2025年10月1日より、健康保険の被扶養者認定基準が変更されます。これは「年収の壁」の大学生年代のこども(以下、子等)についての新たな控除の創設の効果があるよう、健康保険でも取扱いの変更をする必要があるためです。年齢はどの時点で判断するのか、社保・税での収入とするものの違い等、企業の実務担当者としておさえておくべきポイントについて解説します。
目次
1. 健康保険の被扶養者認定基準の変更の背景
2025年の税制改正の目的のひとつに、「労働力人口不足の解消のため学生・短時間労働者の就業調整への対応」があり、大学生年代(19歳以上~23歳未満)の子等の親等への特別控除が創設されました。
これにより、子の給与収入が 150万円以下であれば63万円の控除があり、子の給与収入が150万円超でも188万円以下までは段階的に控除が受けられることとなりました。
一方、健康保険の被扶養者認定基準については、収入130万円未満とされているため、税制改正の効果が十分に得られない可能性がありました。
そのため、19歳以上23歳未満の子等の健康保険の被扶養者の収入についての認定基準も見直されることになりました。
103万円・130万円の壁については以下の記事もあわせてご参照ください。
2. 健康保険の被扶養者認定基準の変更内容
取扱いで変更となる内容は、下記のとおりです。
- 被扶養者となる対象者の年間収入の認定要件について19歳以上23歳未満の者(被保険者の配偶者を除く)について150万円未満として取り扱う
※事実上婚姻関係と同様の事情にある者も配偶者に含む - 学生であるかは問わない
- 同居・別居の場合の被保険者との収入額との比較等の要件については変更しない(原則論は、図1参照)
※同居・別居のいずれも具体的事情により、最も妥当な認定をすることとされている

3. 対応ポイント
この変更により、確認しておくべきポイントを確認しておきましょう。
(1)「税」と「社会保険」での「収入」の違い
「税」と「社会保険」では、対象とする「収入」は同じではありません。
- 「税」で対象とする収入
課税収入(給与以外の事業や退職金も含む)、通勤手当等の非課税収入は含まない - 「社会保険」で対象とする収入
通勤手当・健康保険の給付金・雇用保険の給付金等の非課税収入も含む

この違いにより、「税」では扶養対象でも健康保険(社会保険)では扶養対象にならないケースがあります。
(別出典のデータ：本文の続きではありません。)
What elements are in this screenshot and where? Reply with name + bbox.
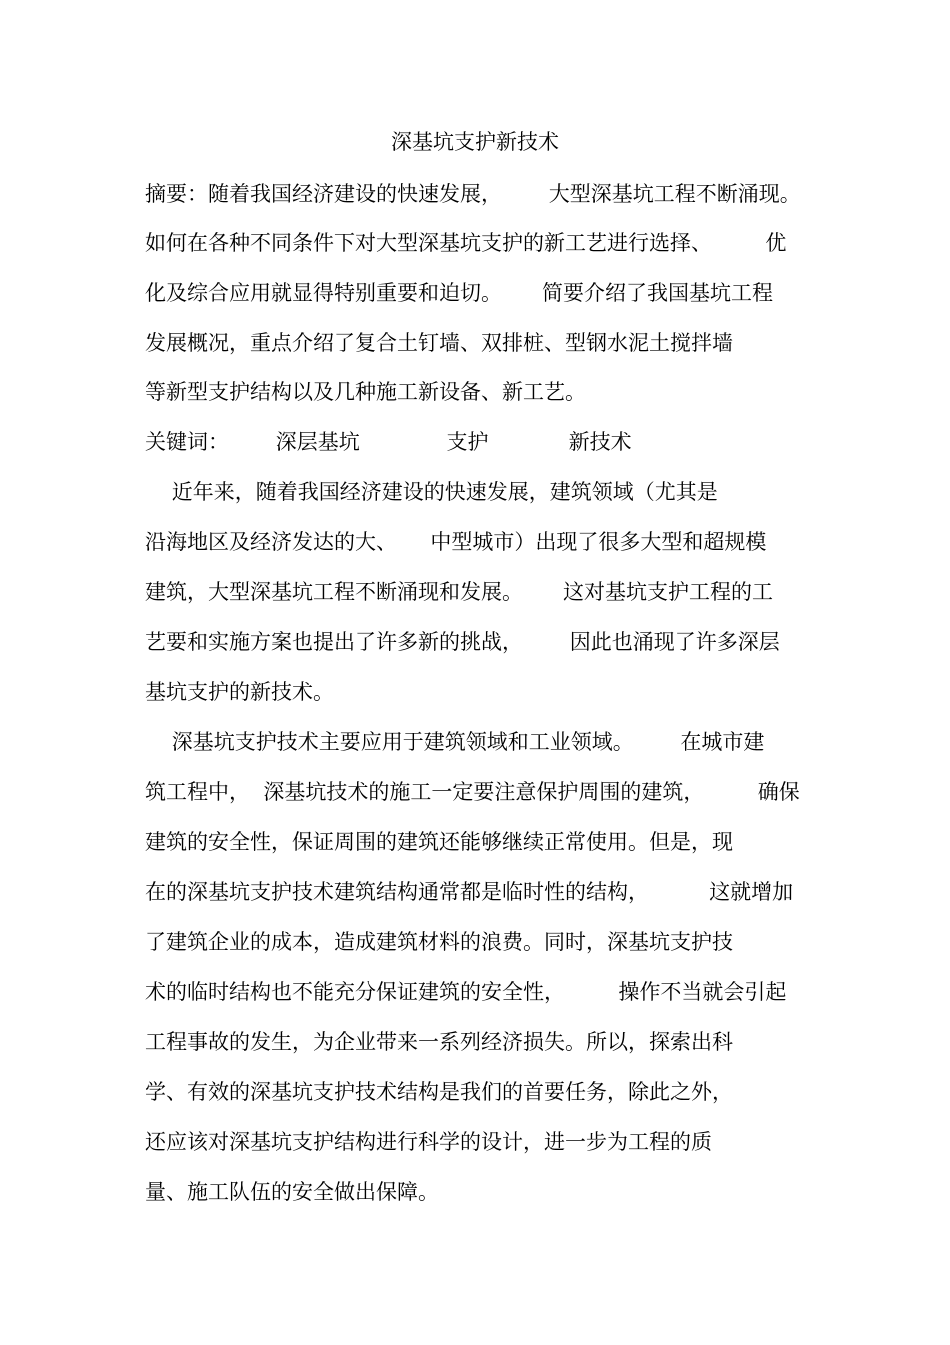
paragraph-line: 学、有效的深基坑支护技术结构是我们的首要任务，除此之外， [145,1080,733,1104]
paragraph-line: 术的临时结构也不能充分保证建筑的安全性， 操作不当就会引起 [145,980,787,1004]
abstract-line: 摘要：随着我国经济建设的快速发展， 大型深基坑工程不断涌现。 [145,182,801,206]
paragraph-line: 量、施工队伍的安全做出保障。 [145,1180,439,1204]
abstract-line: 化及综合应用就显得特别重要和迫切。 简要介绍了我国基坑工程 [145,281,774,305]
paragraph-line: 深基坑支护技术主要应用于建筑领域和工业领域。 在城市建 [145,730,765,754]
abstract-line: 如何在各种不同条件下对大型深基坑支护的新工艺进行选择、 优 [145,231,787,255]
paragraph-line: 工程事故的发生，为企业带来一系列经济损失。所以，探索出科 [145,1030,733,1054]
document-title: 深基坑支护新技术 [391,130,559,154]
paragraph-line: 建筑，大型深基坑工程不断涌现和发展。 这对基坑支护工程的工 [145,580,774,604]
paragraph-line: 建筑的安全性，保证周围的建筑还能够继续正常使用。但是，现 [145,830,733,854]
keywords-line: 关键词： 深层基坑 支护 新技术 [145,430,632,454]
paragraph-line: 了建筑企业的成本，造成建筑材料的浪费。同时，深基坑支护技 [145,930,733,954]
paragraph-line: 在的深基坑支护技术建筑结构通常都是临时性的结构， 这就增加 [145,880,794,904]
abstract-line: 发展概况，重点介绍了复合土钉墙、双排桩、型钢水泥土搅拌墙 [145,331,733,355]
abstract-line: 等新型支护结构以及几种施工新设备、新工艺。 [145,380,586,404]
paragraph-line: 沿海地区及经济发达的大、 中型城市）出现了很多大型和超规模 [145,530,767,554]
paragraph-line: 还应该对深基坑支护结构进行科学的设计，进一步为工程的质 [145,1130,712,1154]
paragraph-line: 近年来，随着我国经济建设的快速发展，建筑领域（尤其是 [145,480,718,504]
paragraph-line: 筑工程中， 深基坑技术的施工一定要注意保护周围的建筑， 确保 [145,780,800,804]
paragraph-line: 基坑支护的新技术。 [145,680,334,704]
paragraph-line: 艺要和实施方案也提出了许多新的挑战， 因此也涌现了许多深层 [145,630,780,654]
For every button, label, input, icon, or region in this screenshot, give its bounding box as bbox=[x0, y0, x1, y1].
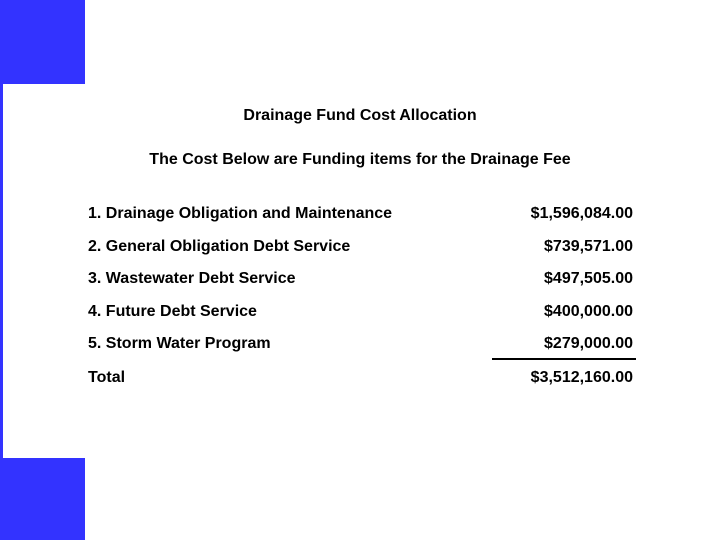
accent-bar-top bbox=[0, 0, 85, 84]
cost-table bbox=[88, 205, 636, 401]
cost-row bbox=[88, 335, 636, 368]
cost-row bbox=[88, 205, 636, 238]
cost-amount: $1,596,084.00 bbox=[530, 205, 633, 222]
accent-bar-bottom bbox=[0, 458, 85, 540]
cost-label: 4. Future Debt Service bbox=[88, 302, 257, 320]
cost-amount: $739,571.00 bbox=[544, 237, 633, 255]
cost-label: 5. Storm Water Program bbox=[88, 335, 271, 352]
cost-label: 1. Drainage Obligation and Maintenance bbox=[88, 205, 393, 222]
accent-bar-left-edge bbox=[0, 84, 3, 458]
cost-label: 3. Wastewater Debt Service bbox=[88, 270, 296, 287]
cost-row bbox=[88, 270, 636, 303]
slide-subtitle: The Cost Below are Funding items for the Drainage Fee bbox=[149, 151, 571, 168]
cost-label: 2. General Obligation Debt Service bbox=[88, 237, 351, 255]
slide-title: Drainage Fund Cost Allocation bbox=[243, 107, 477, 124]
cost-amount: $400,000.00 bbox=[544, 302, 633, 320]
cost-amount: $497,505.00 bbox=[544, 270, 633, 287]
total-amount: $3,512,160.00 bbox=[530, 368, 633, 386]
cost-row bbox=[88, 238, 636, 271]
total-row bbox=[88, 369, 636, 402]
total-label: Total bbox=[88, 368, 126, 386]
cost-row bbox=[88, 303, 636, 336]
cost-amount: $279,000.00 bbox=[544, 335, 633, 352]
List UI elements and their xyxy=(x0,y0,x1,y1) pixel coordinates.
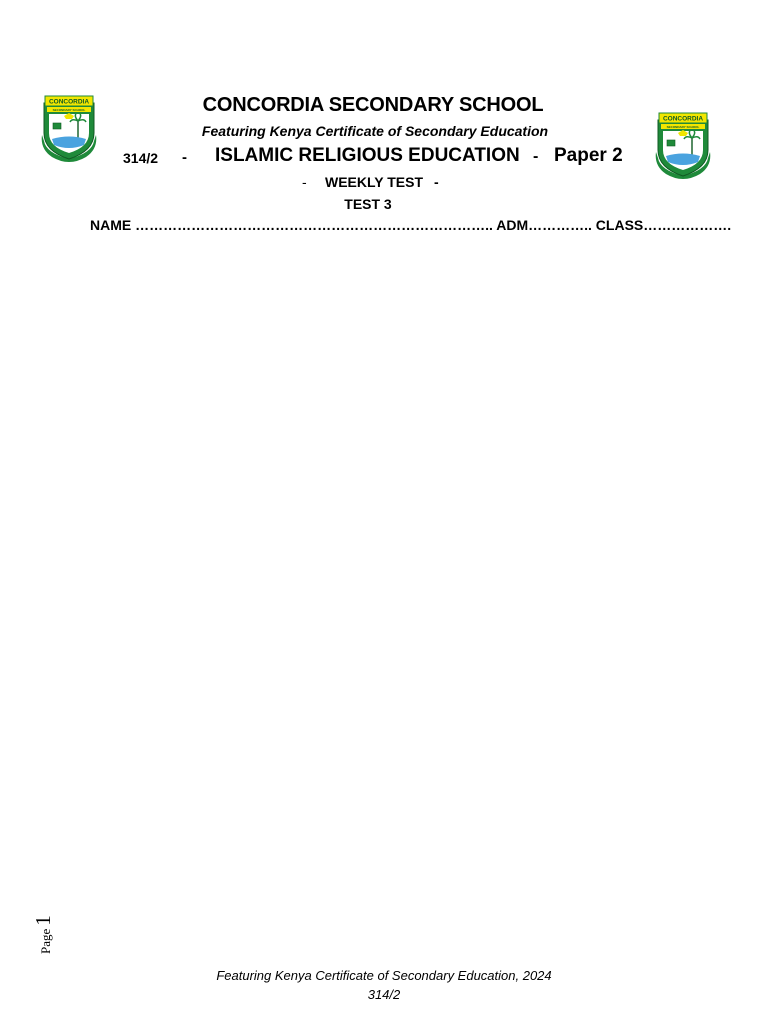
paper-title-line xyxy=(0,145,768,171)
page-word: Page xyxy=(38,928,53,954)
school-name: CONCORDIA SECONDARY SCHOOL xyxy=(202,94,544,116)
paper-number: Paper 2 xyxy=(554,145,623,166)
page-number-label xyxy=(25,908,65,958)
test-type-line xyxy=(0,174,768,194)
page-number: 1 xyxy=(31,915,55,926)
crest-subtext-right: SECONDARY SCHOOL xyxy=(666,125,700,129)
test-type-separator: - xyxy=(434,174,439,190)
footer-text: Featuring Kenya Certificate of Secondary Education, 2024 xyxy=(216,968,552,983)
crest-banner-text-left: CONCORDIA xyxy=(48,98,90,106)
subject-title: ISLAMIC RELIGIOUS EDUCATION xyxy=(215,145,520,166)
test-number: TEST 3 xyxy=(344,196,392,212)
student-details-field: NAME ………………………………………………………………….. ADM………….. CLASS………………. xyxy=(90,217,732,233)
test-type: WEEKLY TEST xyxy=(325,174,424,190)
crest-banner-text-right: CONCORDIA xyxy=(662,115,704,123)
footer-paper-code: 314/2 xyxy=(367,987,401,1002)
crest-subtext-left: SECONDARY SCHOOL xyxy=(52,108,86,112)
paper-code: 314/2 xyxy=(123,150,159,166)
featuring-subtitle: Featuring Kenya Certificate of Secondary Education xyxy=(201,123,549,139)
title-separator: - xyxy=(182,149,187,166)
title-separator: - xyxy=(533,148,539,165)
test-type-separator: - xyxy=(302,174,307,190)
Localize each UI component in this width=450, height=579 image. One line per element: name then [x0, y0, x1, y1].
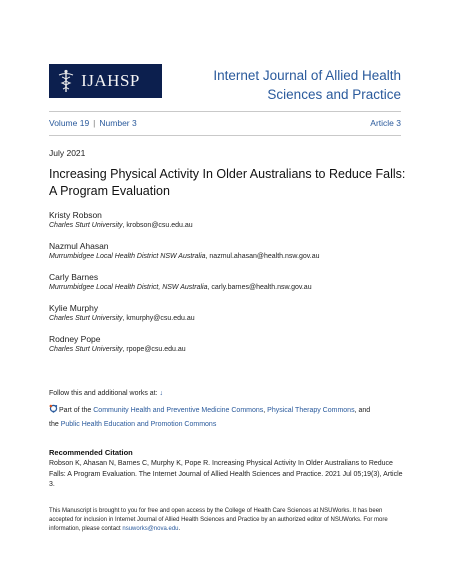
citation-text: Robson K, Ahasan N, Barnes C, Murphy K, Pope R. Increasing Physical Activity In Older Australians to Reduce Falls: A Program Evaluation. The Internet Journal of Allied Health Sciences and Practice. 2021 Jul 05;19(3), Article 3.	[49, 460, 403, 488]
header-divider	[49, 111, 401, 112]
publication-date: July 2021	[49, 148, 86, 158]
author-email: , krobson@csu.edu.au	[122, 222, 193, 229]
author-affiliation	[49, 221, 409, 231]
author-email: , carly.barnes@health.nsw.gov.au	[207, 284, 312, 291]
part-of-separator: , and	[354, 407, 371, 414]
author-list	[49, 210, 409, 365]
part-of-mid: the	[49, 421, 61, 428]
author-institution: Charles Sturt University	[49, 346, 123, 353]
author-name: Rodney Pope	[49, 334, 101, 344]
caduceus-icon	[55, 69, 77, 93]
follow-text: Follow this and additional works at:	[49, 390, 160, 397]
download-arrow-icon[interactable]: ↓	[159, 390, 163, 397]
author-entry	[49, 210, 409, 231]
author-institution: Murrumbidgee Local Health District NSW Australia	[49, 253, 206, 260]
author-affiliation	[49, 252, 409, 262]
author-entry	[49, 241, 409, 262]
issue-separator: |	[93, 118, 96, 128]
citation-heading: Recommended Citation	[49, 448, 133, 457]
author-institution: Charles Sturt University	[49, 315, 123, 322]
part-of-commons	[49, 404, 401, 432]
part-of-prefix: Part of the	[59, 407, 94, 414]
community-health-commons-link[interactable]: Community Health and Preventive Medicine Commons	[93, 407, 264, 414]
author-name: Nazmul Ahasan	[49, 241, 109, 251]
author-affiliation	[49, 314, 409, 324]
paper-title: Increasing Physical Activity In Older Australians to Reduce Falls: A Program Evaluation	[49, 167, 406, 198]
author-name: Kylie Murphy	[49, 303, 99, 313]
author-entry	[49, 303, 409, 324]
manuscript-suffix: .	[178, 525, 181, 532]
public-health-education-commons-link[interactable]: Public Health Education and Promotion Commons	[60, 421, 217, 428]
part-of-separator: ,	[263, 407, 268, 414]
article-link[interactable]: Article 3	[370, 118, 401, 128]
contact-email-link[interactable]: nsuworks@nova.edu	[122, 525, 179, 532]
author-email: , rpope@csu.edu.au	[122, 346, 186, 353]
author-email: , nazmul.ahasan@health.nsw.gov.au	[205, 253, 320, 260]
author-affiliation	[49, 283, 409, 293]
manuscript-notice	[49, 507, 404, 533]
issue-row	[49, 118, 401, 128]
manuscript-text: This Manuscript is brought to you for free and open access by the College of Health Care Sciences at NSUWorks. It has been accepted for inclusion in Internet Journal of Allied Health Sciences and Practice by an authorized editor of NSUWorks. For more information, please contact	[49, 508, 388, 532]
journal-logo[interactable]	[49, 64, 162, 98]
author-institution: Murrumbidgee Local Health District, NSW Australia	[49, 284, 208, 291]
author-name: Carly Barnes	[49, 272, 99, 282]
issue-divider	[49, 135, 401, 136]
follow-line	[49, 390, 163, 397]
author-entry	[49, 272, 409, 293]
number-link[interactable]: Number 3	[99, 118, 137, 128]
author-email: , kmurphy@csu.edu.au	[122, 315, 195, 322]
author-entry	[49, 334, 409, 355]
network-icon	[49, 404, 58, 413]
journal-title-link[interactable]: Internet Journal of Allied Health Sciences and Practice	[213, 68, 401, 102]
logo-text: IJAHSP	[81, 71, 140, 90]
physical-therapy-commons-link[interactable]: Physical Therapy Commons	[267, 407, 355, 414]
author-institution: Charles Sturt University	[49, 222, 123, 229]
author-name: Kristy Robson	[49, 210, 102, 220]
author-affiliation	[49, 345, 409, 355]
volume-link[interactable]: Volume 19	[49, 118, 90, 128]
では、19歳以上23歳未満の子等の収入はいくらまでなら「税」と「健康保険」の両方で扶養になるかを具体例で考えてみましょう。
- 税
年収(給与だけの場合)が通勤手当を除き、150万円以下であれば63万円の特定扶養または特定親族特別控除の最高額の控除あり - 健康保険
通勤手当(税では非課税で収入とならない)を含め、150万円未満であれば、被扶養者となる
税と健康保険で同じ150万円という金額でも「以下」と「未満」の違いがあります。この違いにも注意が必要です。
(2)19歳以上23歳未満の年齢はいつの時点なのか
税制改正の目的にあわせ、19歳以上23歳未満の年齢の判定は所得税法にあわせることになりました。対象となる子の誕生月ではなく、その年の12月31日現在で判定します。
2025年の12月31日時点で19歳以上23歳未満となる子等は、2003(平成15)年1月2日から2007(平成19)年1月1日生まれまでです。
(3)「年収の壁・支援強化パッケージ」の対象とできるか
19歳以上23歳未満で被扶養者の年間収入が一時的に150万円を超えた場合、「年収の壁・支援強化パッケージ」により、事業主が繁忙期に労働時間を延ばすことで一時的に収入が増えた旨を証明することで、引き続き扶養に入り続けることが可能です。
厚労省リーフレット:パート・アルバイトで働く「130万円の壁」でお困りの皆様へ
おわりに
健康保険の被扶養者については、認定後も少なくとも年1回は加入している健康保険組合や協会けんぽから要件の確認がなされます。
2025年からは、年末調整で扶養控除申告書・特定親族特別控除申告書により、19歳以上23歳未満の子等の課税収入額は確認できますが、更に通勤手当等の非課税収入がないかも確認することが必要となります。
社会保険手続き・給与・年末調整のご担当者は、税・社会保険のそれぞれの「壁」の要件をおさえ、従業員の方からの問い合わせに対応できるよう準備しておきましょう。